Infine vennero quelli che hanno realizzato che con i falsi è possibile guadagnarci e che esistono modi molto efficaci di usarli per attirare traffico, e quindi attenzione e guadagni, verso siti che tocchino temi sensibili con i titoli (soprattutto) e le storie giuste. È noto che la maggior parte degli utenti della rete e di chi cerca informazioni su giornali e televisioni cerchi conferma delle proprie convinzioni ed è altrettanto noto che la maggior parte di questi utenti si fermi ai titoli. In più pare che questo tipo di cliente «facile» abbia una notevole tendenza a condividere sui social le «clamorose» notizie che incontra in rete, anche se non sono clamorose e anche se a chiunque dotato della minima intelligenza e capacità di comprensione appaiono false a prima vista. I primi ad approfittarne furono i pionieri che cercarono il successo confezionando storie su musulmani selvaggi, complotti impossibili o sugli animali vessati, poi con il maturare dei social network ci fu chi abbandonò il monotematismo in favore di una approccio più eclettico, mescolando temi diversi cari ad audience di settore diverse al fine di raggiungere un pubblico più vasto. Espedienti come l’uso di tioli clamorosi e poco aderenti al contenuto dei pezzi presentati sono stati abbracciati anche da parte dei più rispettati gruppo editoriali, che ormai praticano con disinvoltura il click-bait e producono una grande massa di contenuti privi di qualsivoglia contenuto informativo al solo scopo di spingere l’utente della rete ad aprire una maledetta finestra in più.

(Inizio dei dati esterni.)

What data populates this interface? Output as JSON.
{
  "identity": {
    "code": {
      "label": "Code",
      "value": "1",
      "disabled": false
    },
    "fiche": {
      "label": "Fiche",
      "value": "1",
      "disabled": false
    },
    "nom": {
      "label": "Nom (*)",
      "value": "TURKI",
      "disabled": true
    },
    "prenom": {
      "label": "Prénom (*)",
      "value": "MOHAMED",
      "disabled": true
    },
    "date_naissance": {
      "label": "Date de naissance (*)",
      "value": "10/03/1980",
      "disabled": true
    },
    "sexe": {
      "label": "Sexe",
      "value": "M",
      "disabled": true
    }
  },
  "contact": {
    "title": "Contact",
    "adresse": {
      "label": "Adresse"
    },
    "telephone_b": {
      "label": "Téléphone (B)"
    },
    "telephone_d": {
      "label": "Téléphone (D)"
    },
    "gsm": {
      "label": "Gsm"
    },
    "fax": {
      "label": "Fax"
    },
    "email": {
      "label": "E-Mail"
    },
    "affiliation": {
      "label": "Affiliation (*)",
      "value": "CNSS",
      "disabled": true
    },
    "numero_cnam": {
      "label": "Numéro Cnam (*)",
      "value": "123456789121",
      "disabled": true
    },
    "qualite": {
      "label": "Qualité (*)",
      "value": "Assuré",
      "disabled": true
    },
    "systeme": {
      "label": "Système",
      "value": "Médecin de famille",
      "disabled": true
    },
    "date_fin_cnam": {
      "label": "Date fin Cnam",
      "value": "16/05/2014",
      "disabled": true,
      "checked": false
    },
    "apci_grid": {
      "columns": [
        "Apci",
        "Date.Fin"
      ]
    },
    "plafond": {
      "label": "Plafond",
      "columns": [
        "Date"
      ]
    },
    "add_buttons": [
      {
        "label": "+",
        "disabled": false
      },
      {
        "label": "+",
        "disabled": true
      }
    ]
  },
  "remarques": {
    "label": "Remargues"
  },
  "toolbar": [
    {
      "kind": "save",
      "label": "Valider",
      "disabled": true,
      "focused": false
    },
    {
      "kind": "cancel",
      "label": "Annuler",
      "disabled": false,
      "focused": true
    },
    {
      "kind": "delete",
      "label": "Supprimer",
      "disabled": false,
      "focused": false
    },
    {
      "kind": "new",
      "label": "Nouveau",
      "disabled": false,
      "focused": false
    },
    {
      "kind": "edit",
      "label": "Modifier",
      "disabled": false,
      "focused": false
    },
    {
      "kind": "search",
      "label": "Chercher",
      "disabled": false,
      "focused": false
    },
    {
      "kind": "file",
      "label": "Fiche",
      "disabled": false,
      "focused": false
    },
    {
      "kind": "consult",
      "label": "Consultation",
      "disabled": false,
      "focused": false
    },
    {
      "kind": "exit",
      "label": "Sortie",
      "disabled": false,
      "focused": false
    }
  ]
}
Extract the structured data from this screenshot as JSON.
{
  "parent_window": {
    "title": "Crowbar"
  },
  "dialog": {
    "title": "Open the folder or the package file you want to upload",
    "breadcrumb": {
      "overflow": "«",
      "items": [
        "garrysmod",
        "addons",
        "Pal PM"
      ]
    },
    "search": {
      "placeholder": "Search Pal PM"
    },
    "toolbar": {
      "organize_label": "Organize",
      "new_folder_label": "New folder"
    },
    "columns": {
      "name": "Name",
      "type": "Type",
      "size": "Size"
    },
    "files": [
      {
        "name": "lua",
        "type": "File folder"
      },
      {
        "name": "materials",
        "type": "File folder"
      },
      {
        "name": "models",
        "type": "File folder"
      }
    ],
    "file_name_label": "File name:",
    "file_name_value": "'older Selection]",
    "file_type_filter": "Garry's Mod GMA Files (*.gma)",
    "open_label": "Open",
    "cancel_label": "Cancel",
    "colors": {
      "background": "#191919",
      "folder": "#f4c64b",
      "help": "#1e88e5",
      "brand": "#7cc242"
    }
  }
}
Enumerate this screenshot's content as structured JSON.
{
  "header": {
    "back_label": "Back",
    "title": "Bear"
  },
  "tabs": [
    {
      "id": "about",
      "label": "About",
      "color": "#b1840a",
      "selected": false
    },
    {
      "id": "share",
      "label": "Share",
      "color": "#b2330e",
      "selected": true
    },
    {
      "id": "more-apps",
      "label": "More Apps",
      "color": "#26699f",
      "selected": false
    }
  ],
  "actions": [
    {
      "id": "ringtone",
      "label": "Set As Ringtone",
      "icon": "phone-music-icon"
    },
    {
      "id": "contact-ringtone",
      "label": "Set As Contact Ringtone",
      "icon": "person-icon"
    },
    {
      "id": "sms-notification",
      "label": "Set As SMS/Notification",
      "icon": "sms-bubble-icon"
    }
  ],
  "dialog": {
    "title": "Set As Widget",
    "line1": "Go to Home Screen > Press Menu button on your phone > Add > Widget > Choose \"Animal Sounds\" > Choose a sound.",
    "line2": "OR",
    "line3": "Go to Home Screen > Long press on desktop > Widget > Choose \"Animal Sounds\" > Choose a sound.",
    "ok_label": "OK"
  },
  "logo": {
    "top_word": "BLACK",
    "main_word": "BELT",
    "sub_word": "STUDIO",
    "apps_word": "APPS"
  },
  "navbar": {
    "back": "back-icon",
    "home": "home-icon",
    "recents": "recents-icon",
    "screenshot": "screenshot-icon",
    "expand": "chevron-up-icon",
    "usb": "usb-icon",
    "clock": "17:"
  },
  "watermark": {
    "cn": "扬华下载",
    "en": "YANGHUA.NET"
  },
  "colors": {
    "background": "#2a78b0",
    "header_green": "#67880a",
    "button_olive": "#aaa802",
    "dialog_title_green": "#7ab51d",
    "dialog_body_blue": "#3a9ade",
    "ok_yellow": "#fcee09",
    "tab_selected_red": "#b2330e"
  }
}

Meccanismi ed espedienti che non hanno nulla di misterioso, tecniche e strumenti oggi a disposizione e alla portata di molti e così accanto ai professionisti sono spuntati moltissimi battitori liberi che ne hanno tratto vantaggio. Dal ragazzino che spammava falsi intesi ad eccitare i razzisti fino all’amatore scoperto di recente che ha messo insieme diversi siti che sembrano portare acqua a Lega e M5S, oggi diverse persone campano producendo in solitudine falsi tesi ad assecondare la ricerca di conferme, citata sopra, decorati con titoli che alludono a «notizie» costruite al solo scopo di toccare i nervi scoperti dei target di riferimento e provocare così la condivisione compulsiva dei contenuti, il primo motore della circolazione virale dei messaggi, il premio più ambito e ricercato da chiunque faccia comunicazione in rete. Succede in Italia e succede nel resto del mondo, in particolare nei paesi dell’Est dove sono moltissimi i giovani e meno giovani che, estemporaneamente o organizzati in vere e proprie imprese, lucrano su questo fenomeno, anche giocando in trasferta, andando a caccia di click all’estero. Dai macedoni che han fatto i soldi eccitando i fan di Trump alle «fabbriche dei troll» russe fino ai loro emuli italiani c’è infatti un unico filo che unisce quasi tutte queste imprese, quello del lucro. Il sistema rende, il sistema funziona e così è stato abbracciato da molti altri, da quelli «il mio culo per un click» fino ai professionisti della comunicazione, sempre in cerca di strumenti efficaci per la loro missione. L’han fatto Luca Morisi per conto della Lega, la Casaleggio per conto del M5S e l’ha fatto anche la pattuglia renziana, beccata a gestire pagine «non ufficiali» in perfetto stile gentista, rinnegate dal partito e in realtà gestite da «comunicatori» di provata fede renziana, anche se un po’ maldestri.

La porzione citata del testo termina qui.